つなぎ売り
Hedged short sale
- 英語
- Hedged short sale
- 領域
- 現物株・価格ヘッジ
- 確認の中心
- 単なる空売りは下落利益を狙う売りポジションですが、つなぎ売りは現物の価格リスクを抑える目的があります
つなぎ売りとは
つなぎ売りは、保有する現物株と同じ銘柄を信用取引等で売り建て、株価下落による現物の損失を売建ての利益で相殺しようとするヘッジ取引です。株主優待・配当の権利日をまたぐ現物買いと信用売りの組合せにも使われます。
現物株の価格感応度がプラス、同数量の売建てがマイナスとなるため、数量と条件が一致すれば株価変動への合成感応度は概ねゼロへ近づきます。決済時には売建てを買い戻すか、保有する現物株を現渡しして返済します。
図解
現物株と売建てを組み合わせた価格ヘッジ
- 現物株株価上昇で利益、下落で損失
- 信用売り株価上昇で損失、下落で利益
- 数量一致価格感応度を概ね相殺
- 残る費用貸株料・金利・逆日歩・配当調整
- 決済買戻しまたは現渡し
仕組みと類似用語の違い
仕組み
現物株の価格感応度がプラス、同数量の売建てがマイナスとなるため、数量と条件が一致すれば株価変動への合成感応度は概ねゼロへ近づきます。決済時には売建てを買い戻すか、保有する現物株を現渡しして返済します。
類似用語との違い
単なる空売りは下落利益を狙う売りポジションですが、つなぎ売りは現物の価格リスクを抑える目的があります。
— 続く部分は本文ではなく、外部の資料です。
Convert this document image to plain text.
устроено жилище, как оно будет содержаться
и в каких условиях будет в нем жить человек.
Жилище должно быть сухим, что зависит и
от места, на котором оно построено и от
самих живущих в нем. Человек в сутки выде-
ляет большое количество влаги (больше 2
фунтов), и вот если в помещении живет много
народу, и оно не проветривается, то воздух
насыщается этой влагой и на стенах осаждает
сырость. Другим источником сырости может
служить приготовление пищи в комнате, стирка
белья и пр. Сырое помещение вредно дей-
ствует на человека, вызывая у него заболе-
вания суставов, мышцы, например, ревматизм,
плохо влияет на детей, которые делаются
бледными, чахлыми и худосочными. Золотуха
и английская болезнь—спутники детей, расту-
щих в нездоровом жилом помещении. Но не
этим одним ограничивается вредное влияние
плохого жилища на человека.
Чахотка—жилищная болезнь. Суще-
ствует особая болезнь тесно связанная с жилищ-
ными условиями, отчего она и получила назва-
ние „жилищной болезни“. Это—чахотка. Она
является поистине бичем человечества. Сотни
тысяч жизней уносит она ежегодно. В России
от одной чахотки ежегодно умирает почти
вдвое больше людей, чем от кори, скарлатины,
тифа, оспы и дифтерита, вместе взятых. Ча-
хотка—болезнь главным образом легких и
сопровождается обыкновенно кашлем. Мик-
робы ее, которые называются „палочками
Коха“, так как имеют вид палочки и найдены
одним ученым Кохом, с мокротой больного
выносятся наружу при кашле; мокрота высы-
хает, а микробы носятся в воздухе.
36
優待クロスでも無コスト・無リスクではなく、配当を受け取る現物側に対して売建て側の配当落調整額が発生します。
使い方・読み方と注意点
現物1,000株と同じ銘柄の信用売り1,000株を持ち、株価が100円下がると、単純化すれば現物は10万円の評価損、売建ては10万円の評価益です。実際の損益には売買手数料、金利、貸株料、配当調整等が加わります。
逆日歩、一般信用の在庫切れ、貸株料、売買価格差、注文の片側だけの約定、権利処理、税務で相殺が崩れます。大株主、役職員、未公表重要事実、空売り規制、保有目的・大量保有報告などは別途確認が必要で、現物を売れない事情を自動的に解消する手法ではありません。
つなぎ売りについてよくある疑問
- つなぎ売りを簡単にいうと何ですか?
- つなぎ売りは、保有する現物株と同じ銘柄を信用取引等で売り建て、株価下落による現物の損失を売建ての利益で相殺しようとするヘッジ取引です。株主優待・配当の権利日をまたぐ現物買いと信用売りの組合せにも使われます。
- つなぎ売りは何と区別しますか?
- 単なる空売りは下落利益を狙う売りポジションですが、つなぎ売りは現物の価格リスクを抑える目的があります。優待クロスでも無コスト・無リスクではなく、配当を受け取る現物側に対して売建て側の配当落調整額が発生します。
- つなぎ売りを見るときの注意点は何ですか?
- 逆日歩、一般信用の在庫切れ、貸株料、売買価格差、注文の片側だけの約定、権利処理、税務で相殺が崩れます。大株主、役職員、未公表重要事実、空売り規制、保有目的・大量保有報告などは別途確認が必要で、現物を売れない事情を自動的に解消する手法ではありません。